①②ともに、会社の安全配慮義務違反が問題となったものですが、具体的な義務内容が認定されたのは②のみという点が特徴的です。本判決は、①について「原告が、被告での勤務において、受動喫煙状態を強いられていたとまでは評することができない」として、そもそも労働者に受動喫煙による被害が生じていないため、安全配慮義務違反は問題にならないというロジックで労働者の請求を否定しています。①は、②に比べ、会社としてどこまでの対応をするべきかという線引(=企業の安全配慮義務としてどのような内容を定めるか)をすることが難しかったものと思われ、受動喫煙に関し企業が講じるべき安全配慮義務がどのようなものか、という点については、今後の裁判例の集積に委ねることになります。

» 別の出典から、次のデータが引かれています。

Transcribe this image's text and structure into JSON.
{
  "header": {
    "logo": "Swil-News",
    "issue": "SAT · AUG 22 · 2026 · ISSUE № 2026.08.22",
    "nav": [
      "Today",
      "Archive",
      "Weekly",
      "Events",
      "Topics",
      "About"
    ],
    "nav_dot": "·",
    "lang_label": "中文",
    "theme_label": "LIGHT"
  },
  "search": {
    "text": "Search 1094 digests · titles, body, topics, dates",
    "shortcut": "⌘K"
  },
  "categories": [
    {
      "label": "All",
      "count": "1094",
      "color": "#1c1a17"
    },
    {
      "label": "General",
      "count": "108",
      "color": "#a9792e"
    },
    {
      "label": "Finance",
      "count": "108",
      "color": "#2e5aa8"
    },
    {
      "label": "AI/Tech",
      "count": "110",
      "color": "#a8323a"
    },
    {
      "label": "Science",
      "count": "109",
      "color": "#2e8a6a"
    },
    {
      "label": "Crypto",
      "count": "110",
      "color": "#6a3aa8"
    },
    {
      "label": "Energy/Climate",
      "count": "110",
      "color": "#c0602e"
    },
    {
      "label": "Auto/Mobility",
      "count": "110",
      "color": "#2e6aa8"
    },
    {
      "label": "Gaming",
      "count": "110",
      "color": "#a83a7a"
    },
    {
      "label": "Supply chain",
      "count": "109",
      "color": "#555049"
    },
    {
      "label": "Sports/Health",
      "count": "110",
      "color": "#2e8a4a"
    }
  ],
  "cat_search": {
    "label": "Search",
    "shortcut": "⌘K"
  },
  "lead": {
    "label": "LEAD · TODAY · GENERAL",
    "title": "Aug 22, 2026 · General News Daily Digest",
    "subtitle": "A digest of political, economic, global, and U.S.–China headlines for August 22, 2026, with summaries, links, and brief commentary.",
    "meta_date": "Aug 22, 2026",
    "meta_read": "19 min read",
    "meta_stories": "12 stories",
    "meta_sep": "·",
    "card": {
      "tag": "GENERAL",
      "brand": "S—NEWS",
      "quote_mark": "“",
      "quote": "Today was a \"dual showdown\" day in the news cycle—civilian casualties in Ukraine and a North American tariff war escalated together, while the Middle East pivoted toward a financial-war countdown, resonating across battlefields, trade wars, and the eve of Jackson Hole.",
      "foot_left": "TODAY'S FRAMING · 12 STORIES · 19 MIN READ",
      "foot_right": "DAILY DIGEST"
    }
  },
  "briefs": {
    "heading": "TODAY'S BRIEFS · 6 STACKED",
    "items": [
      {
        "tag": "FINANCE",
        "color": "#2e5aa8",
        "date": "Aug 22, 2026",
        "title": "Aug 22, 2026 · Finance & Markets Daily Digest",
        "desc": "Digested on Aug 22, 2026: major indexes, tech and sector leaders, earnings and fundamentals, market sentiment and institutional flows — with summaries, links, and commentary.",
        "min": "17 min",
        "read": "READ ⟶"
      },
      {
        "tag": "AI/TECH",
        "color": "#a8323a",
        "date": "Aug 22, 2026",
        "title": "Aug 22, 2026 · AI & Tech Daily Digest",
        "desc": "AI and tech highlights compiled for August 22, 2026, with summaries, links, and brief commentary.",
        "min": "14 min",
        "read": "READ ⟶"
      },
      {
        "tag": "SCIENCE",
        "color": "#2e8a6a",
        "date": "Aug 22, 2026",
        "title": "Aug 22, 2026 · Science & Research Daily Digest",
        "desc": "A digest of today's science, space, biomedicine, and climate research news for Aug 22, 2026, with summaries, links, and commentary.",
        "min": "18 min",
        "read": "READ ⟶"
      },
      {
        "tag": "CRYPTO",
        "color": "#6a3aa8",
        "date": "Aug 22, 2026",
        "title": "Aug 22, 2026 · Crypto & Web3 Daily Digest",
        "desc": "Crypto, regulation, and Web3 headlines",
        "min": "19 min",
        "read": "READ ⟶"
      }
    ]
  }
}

心筋梗塞を原因として死亡した労働者(労災認定あり)について、発注元・元請業者等の安全配慮義務違反を否定した事例(甲社ほか事件、静岡地裁平成26年12月25日判決)

本件は、原子力発電所での事故復旧作業に従事していた労働者が、作業中に心筋梗塞で死亡したことについて、当該労働者の妻が、当該労働者の雇用先(四次下請け)ではなく、発注者、元請け、一次下請け、二次下請けの各社に対して、安全配慮義務違反があるとして損害賠償請求をしたという事案です。

この点、裁判所は「元請会社ないし発注者と下請会社(孫請会社を含む。以下同じ。)の労働者との間には直接の労働契約はないものの、下請業者の労働者が労務を提供するに当たって、いわゆる社外工として、元請会社ないし発注者の管理する設備、工具等を用い、事実上元請会社ないし発注者の指揮、監督を受けて稼働し、その作業内容も元請会社ないし発注者の労働者とほとんど同じであるなど、元請会社ないし発注者と下請会社の労働者とが特別な社会的接触関係に入ったと認められる場合には、労働契約に準ずる法律関係上の債務として、元請会社ないし発注者は下請会社の労働者に対しても、安全配慮義務を負うというべき」として、一般論としては労働者が雇用先以外に安全配慮義務違反の責任を問う可能性を認めました。

しかし、本件においては、事実関係を検討のうえ、当該労働者と各社との間には、いずれも、上記のような特別の社会的接触関係に入ったものとは認められないとして、結論としては各社の安全配慮義務違反の責任を否定しました。